You're getting an error on the following line:
featuresets = [(document_features(d), c) for (d,c) in text]
Here, you are supposed to convent each document (i.e. each title) to a dictionary of features. But to train with the results, the train() method needs both the feature dictionaries and the correct answer ("label"). So the normal workflow is to have a list of (document, label) pairs, which you transform to (features, label) pairs. It looks like your variable documents has the right structure, so if you just use it instead of text, this should work correctly:
featuresets = [(document_features(d), c) for (d,c) in documents]
As you go forward, get in the habit of inspecting your data carefully and figuring out what will (and should) happen to them. If text is a list of titles, it makes no sense to unpack each title to a pair (d, c).

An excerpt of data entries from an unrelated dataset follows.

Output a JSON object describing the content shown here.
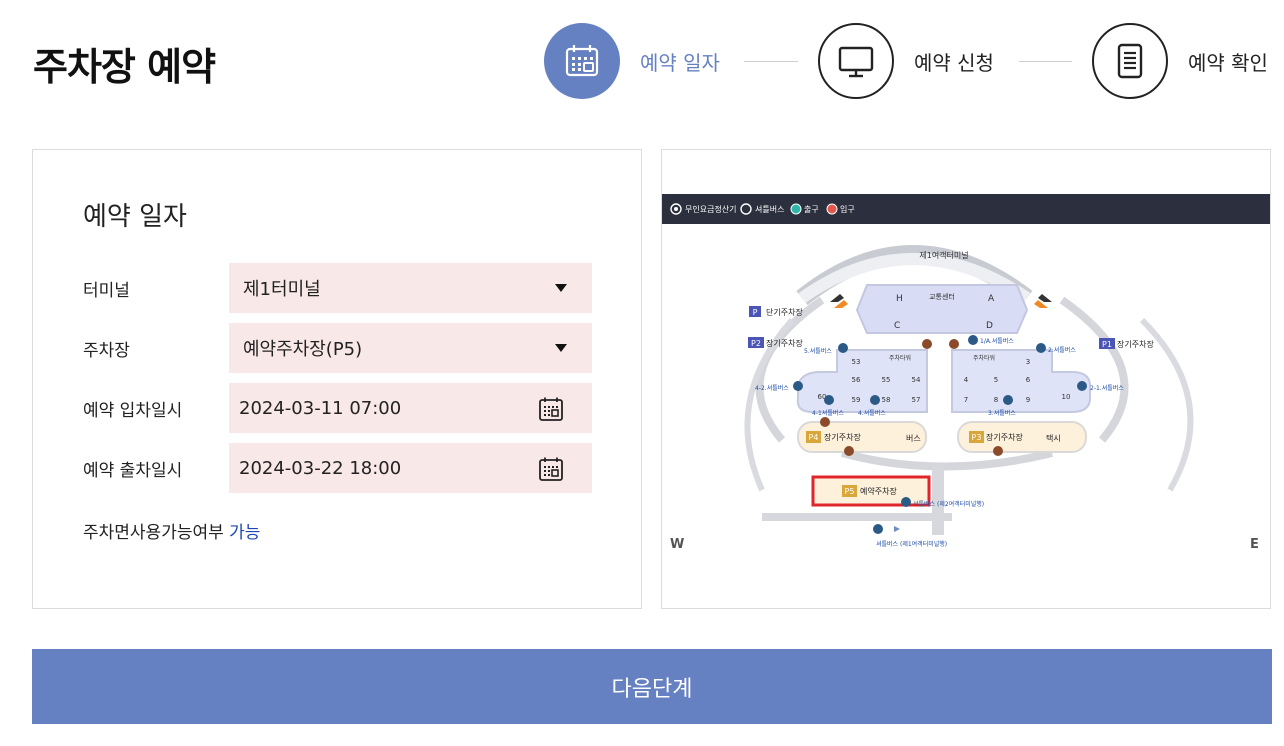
{
  "page": {
    "title": "주차장 예약"
  },
  "steps": [
    {
      "label": "예약 일자",
      "icon": "calendar-icon",
      "active": true
    },
    {
      "label": "예약 신청",
      "icon": "monitor-icon",
      "active": false
    },
    {
      "label": "예약 확인",
      "icon": "document-icon",
      "active": false
    }
  ],
  "form": {
    "heading": "예약 일자",
    "terminal": {
      "label": "터미널",
      "value": "제1터미널"
    },
    "parking": {
      "label": "주차장",
      "value": "예약주차장(P5)"
    },
    "entry": {
      "label": "예약 입차일시",
      "value": "2024-03-11 07:00"
    },
    "exit": {
      "label": "예약 출차일시",
      "value": "2024-03-22 18:00"
    },
    "availability": {
      "label": "주차면사용가능여부",
      "value": "가능"
    }
  },
  "map": {
    "legend": {
      "kiosk": "무인요금정산기",
      "shuttle": "셔틀버스",
      "exit": "출구",
      "entrance": "입구"
    },
    "terminal_name": "제1여객터미널",
    "transport_center": "교통센터",
    "zones": {
      "h": "H",
      "a": "A",
      "c": "C",
      "d": "D"
    },
    "short_term": {
      "badge": "P",
      "label": "단기주차장"
    },
    "p2": {
      "badge": "P2",
      "label": "장기주차장"
    },
    "p1": {
      "badge": "P1",
      "label": "장기주차장"
    },
    "p4": {
      "badge": "P4",
      "label": "장기주차장",
      "extra": "버스"
    },
    "p3": {
      "badge": "P3",
      "label": "장기주차장",
      "extra": "택시"
    },
    "p5": {
      "badge": "P5",
      "label": "예약주차장"
    },
    "tower_label": "주차타워",
    "left_numbers": [
      "53",
      "56",
      "55",
      "54",
      "60",
      "59",
      "58",
      "57"
    ],
    "right_numbers": [
      "3",
      "4",
      "5",
      "6",
      "7",
      "8",
      "9",
      "10"
    ],
    "shuttle_stops": {
      "s5": "5.셔틀버스",
      "s1": "1/A.셔틀버스",
      "s2": "2.셔틀버스",
      "s4_2": "4-2.셔틀버스",
      "s2_1": "2-1.셔틀버스",
      "s4_1": "4-1셔틀버스",
      "s4": "4.셔틀버스",
      "s3": "3.셔틀버스",
      "p5_right": "셔틀버스 (제2여객터미널행)",
      "p5_bottom": "셔틀버스 (제1여객터미널행)"
    },
    "west": "W",
    "east": "E"
  },
  "actions": {
    "next": "다음단계"
  },
  "colors": {
    "accent": "#6681c2",
    "field_bg": "#f9e8e8",
    "available": "#1d45b5",
    "p5_border": "#e0252b"
  }
}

That should have pointed you in the right direction.
In featuresets = [(document_features(d), c) for (d,c) in text], I'm not sure what you are supposed to be getting from text. text seem to be a nltk class which is simply a wrapper around a generator. It seems it will give you a single string each iteration, which is why you are getting an error as you are asking for two items when it only has one to give.